While Ryan Clevenger wasn’t receiving summa cum laude or the best grades in the school, there wasn’t a student in Downers Grove High School history who could trump his mile time on the track, thanks to running Clevenger’s future was opened up to something he couldn’t have dreamed up.
“I am from Downers Grove, Illinois and I have one sister who’s older than me, she’s an architect in Chicago. She motivated me a lot with what it looks like to be a hard-working individual. I also have a very big athletic background, in running cross country and track. I ran all throughout high school and went to college to run as well,” Ryan Clevenger said.
Clevenger attended college at the University of Wisconsin Madison running D1 track and cross country all four years. He graduated with a degree in communications later finding himself at the University of Iowa to pursue a degree in education.
“During my time at college in Madison, I learned what it looked like to be independent and take priority in my schoolwork. At Wisconsin, I fell in love with caring for people and I learned that the real things that matter are the relationships that you build, and forge, and that eventually led me to teaching,” Clevenger said.
Clevenger has felt waves of influence from people in his life from his sister to teachers and coaches all of whom have led him to not only where he is today, an English teacher at City High, but who he is today.
“I had a coach in high school, Coach Kup who was a social studies teacher for 30-plus years. My team and I thought he was a little bit crazy, in a good way. He’d sing in practice and play his guitar but he was also really present with us and cared for us beyond what we could do for him athletically. Eventually, after college, I looked back on that and I could see the impact he had on so many kids’ lives and I wanted to be a part of that,” Clevenger said.
Inspiration for Clevenger’s teaching style comes a lot from the idea that he wants to disconnect kids from technology and instead connect them to their thoughts and emotions through writing in English class.
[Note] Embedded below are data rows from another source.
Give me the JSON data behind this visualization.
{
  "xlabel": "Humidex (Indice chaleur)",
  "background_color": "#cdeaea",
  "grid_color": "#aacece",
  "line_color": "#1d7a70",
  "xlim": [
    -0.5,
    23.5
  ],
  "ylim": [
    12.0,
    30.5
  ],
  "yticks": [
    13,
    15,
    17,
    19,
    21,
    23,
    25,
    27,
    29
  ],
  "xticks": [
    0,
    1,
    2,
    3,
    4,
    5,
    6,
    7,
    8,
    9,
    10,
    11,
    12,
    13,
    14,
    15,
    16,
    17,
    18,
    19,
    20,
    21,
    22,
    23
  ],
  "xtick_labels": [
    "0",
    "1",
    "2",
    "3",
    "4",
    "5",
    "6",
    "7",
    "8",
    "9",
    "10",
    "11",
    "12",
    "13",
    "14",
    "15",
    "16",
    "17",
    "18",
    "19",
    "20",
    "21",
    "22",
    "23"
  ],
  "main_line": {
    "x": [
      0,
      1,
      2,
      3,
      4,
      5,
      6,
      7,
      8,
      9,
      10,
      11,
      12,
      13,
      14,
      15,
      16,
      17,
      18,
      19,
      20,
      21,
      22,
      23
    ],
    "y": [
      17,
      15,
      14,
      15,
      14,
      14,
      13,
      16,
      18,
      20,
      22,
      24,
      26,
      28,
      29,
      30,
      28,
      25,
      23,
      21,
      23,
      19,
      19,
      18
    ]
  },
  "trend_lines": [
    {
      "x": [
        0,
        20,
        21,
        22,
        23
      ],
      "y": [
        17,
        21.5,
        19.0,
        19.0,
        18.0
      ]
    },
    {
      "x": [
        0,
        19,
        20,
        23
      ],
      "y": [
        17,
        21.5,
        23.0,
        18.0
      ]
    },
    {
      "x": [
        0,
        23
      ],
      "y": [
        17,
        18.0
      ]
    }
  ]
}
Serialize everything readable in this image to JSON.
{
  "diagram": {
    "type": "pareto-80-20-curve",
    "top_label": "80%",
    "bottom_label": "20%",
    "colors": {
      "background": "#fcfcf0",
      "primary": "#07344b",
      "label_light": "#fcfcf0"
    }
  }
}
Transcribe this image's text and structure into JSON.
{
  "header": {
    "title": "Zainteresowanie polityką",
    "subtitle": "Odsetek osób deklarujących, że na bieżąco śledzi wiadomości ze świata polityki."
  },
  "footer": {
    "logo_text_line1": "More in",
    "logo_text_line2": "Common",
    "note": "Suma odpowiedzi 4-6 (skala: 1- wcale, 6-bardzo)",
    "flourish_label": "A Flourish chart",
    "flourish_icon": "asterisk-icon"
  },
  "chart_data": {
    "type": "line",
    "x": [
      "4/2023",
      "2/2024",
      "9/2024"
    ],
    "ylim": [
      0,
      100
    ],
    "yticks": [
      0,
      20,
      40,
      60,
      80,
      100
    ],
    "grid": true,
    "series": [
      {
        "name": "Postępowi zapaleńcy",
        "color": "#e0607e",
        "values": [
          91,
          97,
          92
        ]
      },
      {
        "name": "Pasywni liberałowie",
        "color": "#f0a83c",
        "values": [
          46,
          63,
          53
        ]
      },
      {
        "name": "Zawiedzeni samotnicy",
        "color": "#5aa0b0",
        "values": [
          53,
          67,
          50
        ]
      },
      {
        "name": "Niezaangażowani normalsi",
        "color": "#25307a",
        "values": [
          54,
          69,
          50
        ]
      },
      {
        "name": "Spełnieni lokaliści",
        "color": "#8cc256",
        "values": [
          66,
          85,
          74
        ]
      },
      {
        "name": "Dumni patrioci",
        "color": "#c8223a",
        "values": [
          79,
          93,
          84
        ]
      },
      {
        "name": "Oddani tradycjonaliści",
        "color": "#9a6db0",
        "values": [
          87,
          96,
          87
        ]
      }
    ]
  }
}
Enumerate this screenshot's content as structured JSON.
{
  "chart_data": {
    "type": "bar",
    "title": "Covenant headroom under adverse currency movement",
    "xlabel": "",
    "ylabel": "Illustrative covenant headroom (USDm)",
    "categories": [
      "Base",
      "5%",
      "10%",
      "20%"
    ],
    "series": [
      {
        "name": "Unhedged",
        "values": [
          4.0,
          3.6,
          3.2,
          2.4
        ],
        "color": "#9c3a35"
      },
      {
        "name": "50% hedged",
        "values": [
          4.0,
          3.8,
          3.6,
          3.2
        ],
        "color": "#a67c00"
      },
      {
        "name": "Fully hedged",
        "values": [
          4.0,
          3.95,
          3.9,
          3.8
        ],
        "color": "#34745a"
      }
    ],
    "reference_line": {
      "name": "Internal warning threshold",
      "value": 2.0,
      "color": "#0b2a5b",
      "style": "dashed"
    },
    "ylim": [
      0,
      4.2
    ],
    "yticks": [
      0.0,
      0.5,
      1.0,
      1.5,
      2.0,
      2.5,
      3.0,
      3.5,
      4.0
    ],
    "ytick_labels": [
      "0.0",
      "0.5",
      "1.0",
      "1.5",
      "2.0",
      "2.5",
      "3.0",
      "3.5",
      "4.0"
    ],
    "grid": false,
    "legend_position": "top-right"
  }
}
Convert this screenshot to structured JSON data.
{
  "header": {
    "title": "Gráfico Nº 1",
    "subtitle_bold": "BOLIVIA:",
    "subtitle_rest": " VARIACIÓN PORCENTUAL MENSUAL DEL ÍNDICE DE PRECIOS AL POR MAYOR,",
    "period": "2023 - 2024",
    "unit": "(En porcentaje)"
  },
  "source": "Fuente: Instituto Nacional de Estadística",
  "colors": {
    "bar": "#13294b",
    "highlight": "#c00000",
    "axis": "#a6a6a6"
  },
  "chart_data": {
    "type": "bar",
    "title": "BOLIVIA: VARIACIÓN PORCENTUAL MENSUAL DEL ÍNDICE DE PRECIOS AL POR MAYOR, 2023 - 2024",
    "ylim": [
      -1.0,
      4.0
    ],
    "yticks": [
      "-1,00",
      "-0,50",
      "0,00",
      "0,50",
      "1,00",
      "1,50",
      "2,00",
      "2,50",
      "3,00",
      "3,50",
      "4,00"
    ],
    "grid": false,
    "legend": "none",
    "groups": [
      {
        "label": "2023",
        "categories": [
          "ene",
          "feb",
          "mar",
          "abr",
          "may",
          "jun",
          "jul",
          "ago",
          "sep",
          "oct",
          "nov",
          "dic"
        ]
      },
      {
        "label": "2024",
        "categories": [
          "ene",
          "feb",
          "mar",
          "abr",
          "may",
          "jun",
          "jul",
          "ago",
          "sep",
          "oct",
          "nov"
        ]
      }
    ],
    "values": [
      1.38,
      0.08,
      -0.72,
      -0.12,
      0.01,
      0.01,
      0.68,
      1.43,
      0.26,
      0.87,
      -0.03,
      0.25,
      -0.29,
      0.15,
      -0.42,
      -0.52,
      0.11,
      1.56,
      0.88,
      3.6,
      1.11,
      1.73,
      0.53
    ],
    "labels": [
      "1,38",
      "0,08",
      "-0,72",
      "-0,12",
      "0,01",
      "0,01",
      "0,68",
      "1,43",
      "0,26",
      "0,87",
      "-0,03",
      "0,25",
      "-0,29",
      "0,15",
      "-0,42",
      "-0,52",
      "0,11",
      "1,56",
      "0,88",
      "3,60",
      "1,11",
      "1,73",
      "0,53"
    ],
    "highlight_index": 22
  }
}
“I think that technology is a wonderful way to help you interact but writing in its purest form comes from your soul and comes from your heart. So I want kids to be in a place where they can do that and feel comfortable doing that,” Clevenger said.
While Clevenger is not from Iowa City originally, he has spent his fair share of time here and within the Iowa City Community School District over the past few years. He started at the University of Iowa and spent a bit of time at West High with Ms. Barnhouse, he then moved on to student teaching at City High just last year with Mr. Peters, and now assumes a role at City High teaching four sections of English 10 and one Success Center class.
“When you’re spending months and months with the same group of people there’s something special that occurs at some point where trust gets built through knowing about what kids are doing outside of school and what their interests are. That is probably my greatest memory of student teaching,” Clevenger said.
During his time learning about teaching at West High with Ms. Barnhouse Clevenger carefully observed what she did to make her class somewhere that students wanted to be, a class that felt welcoming and didn’t give students an anxious feeling to come to.
“[Barnhouse] used to ask me, ‘How does a student feel when they come to your room?’ It made me ask myself and my students ‘How do I make the first few minutes of class a space where we can kind of just chat, and like catch up?’ Today we’re gonna do a little Where’s Waldo game together for the first few minutes. So it’s finding those little things that get kids in the seats and be present in the room,” Clevenger said.
Looking forward to Clevenger’s first year as a teacher he has aspirations to make an effect on his students’ lives.
“I think the most rewarding aspect of being a teacher is the things that I don’t see, what someone will do when they leave my room. There’s an impact that they can have on the world that’s beyond something that I could even grasp, something like just loving the people around you and caring for people wherever you are,” Clevenger said.